Tuesday, September 26, 2006

Expansion At Columbia Causes Biohazard Fears

RESIDENT.COM

Expansion At Columbia Causes Biohazard Fears
Submitted by nyresident on September 26, 2006 - 1:26pm.-->
September 26, 2006 - 1:26pm

By Mike McPhate

As Columbia moves forward with a plan to expand its campus into the west Harlem neighborhood of Manhattanville, school officials are speaking out to try to allay concerns about the safety of the site.

By 2030 the university hopes to occupy the 17-acre area parallel to the waterfront from West 125th Street to 133rd Street and between Broadway and 12th Avenue. Included in the $7 billion plan are six academic buildings, seven research buildings, one retail building, and two residential buildings.

Community leaders have criticized the university’s plan to operate hazardous-material laboratories at the site. The university has not provided specifics of what will be housed in the labs, but the proposed safety designation for at least one lab, biosafety level 3, would allow research on deadly substances like anthrax and the West Nile virus.

The university has tried to reassure locals that it has improved its safety protocols since 2002 when it was fined nearly $800,000 by the Environmental Protection Agency for improperly handling hazardous chemicals at its Morningside Heights campus.

“Those EPA citations had nothing to do with placing anybody in harm in any way whatsoever,” said La-Verna Fountain, a spokesperson for the university.Some have called upon the university to simply house the labs in a less populated area. Fountain said though that such a standard would require the city to banish its many hospitals, which also handle hazardous materials.

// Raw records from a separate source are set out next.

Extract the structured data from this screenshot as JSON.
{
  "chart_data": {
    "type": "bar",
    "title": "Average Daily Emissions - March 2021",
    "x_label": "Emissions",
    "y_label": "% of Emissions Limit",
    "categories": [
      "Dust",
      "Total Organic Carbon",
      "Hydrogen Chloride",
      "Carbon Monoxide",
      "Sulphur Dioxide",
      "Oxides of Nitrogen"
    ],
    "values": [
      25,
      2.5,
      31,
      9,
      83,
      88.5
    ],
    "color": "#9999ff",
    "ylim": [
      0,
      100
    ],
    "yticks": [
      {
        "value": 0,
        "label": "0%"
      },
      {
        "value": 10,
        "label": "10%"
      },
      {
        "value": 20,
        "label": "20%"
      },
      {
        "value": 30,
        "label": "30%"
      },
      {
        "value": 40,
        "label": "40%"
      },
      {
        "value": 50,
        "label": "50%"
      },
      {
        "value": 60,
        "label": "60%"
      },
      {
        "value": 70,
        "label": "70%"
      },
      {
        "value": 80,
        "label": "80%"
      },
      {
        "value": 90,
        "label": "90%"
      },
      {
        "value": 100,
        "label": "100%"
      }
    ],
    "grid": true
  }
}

She added, “Because of this research that we’re talking about I hope that we do not ignore the good that it’s designed to do. What we’re talking about is finding ways to improve the lives of people whether we’re talking about diabetes, Alzheimer’s.”

Nellie Hester Bailey, director of the Harlem Tenants Council, said many are worried about the plan for 1.5-million-square feet of underground construction. She said a flood or other disaster could be ruinous, flushing toxins into the neighborhood. “These things are clearly not hard to imagine,” she said.

Jordi Reyes-Montblanc, chairman of Community Board 9, said much of the distrust has been sown by the university’s failure to communicate openly about its plans, including details about the materials to be handled in the bio-labs.

Fountain said that the university’s attention has been focused on acquiring the land. (It now controls 65 percent of the 17-acre site.) Plans for the labs’ research, “is way ahead of us,” said Fountain.

Good will toward the university has long been scant in West Harlem, where memories still resonate of the confrontation in 1968 when the university drew accusations of racism for creating a separate entrance for mostly black residents to its gymnasium.

Residents often site as an example of the university’s lack of good faith the revelation in the press that it had applied to the state to invoke eminent domain, or forced eviction, against businesses that refuse to leave the expansion area. “If you want a partner, it has to be equal,” said Reyes-Montblanc. “We’re not going to be a silent partner, and we’re not going to be a minor partner.”

Fountain dismissed the accusation that the university has not been forthright. School officials have held over 100 meetings with local leaders, she said. “We’ve already been very, very open.”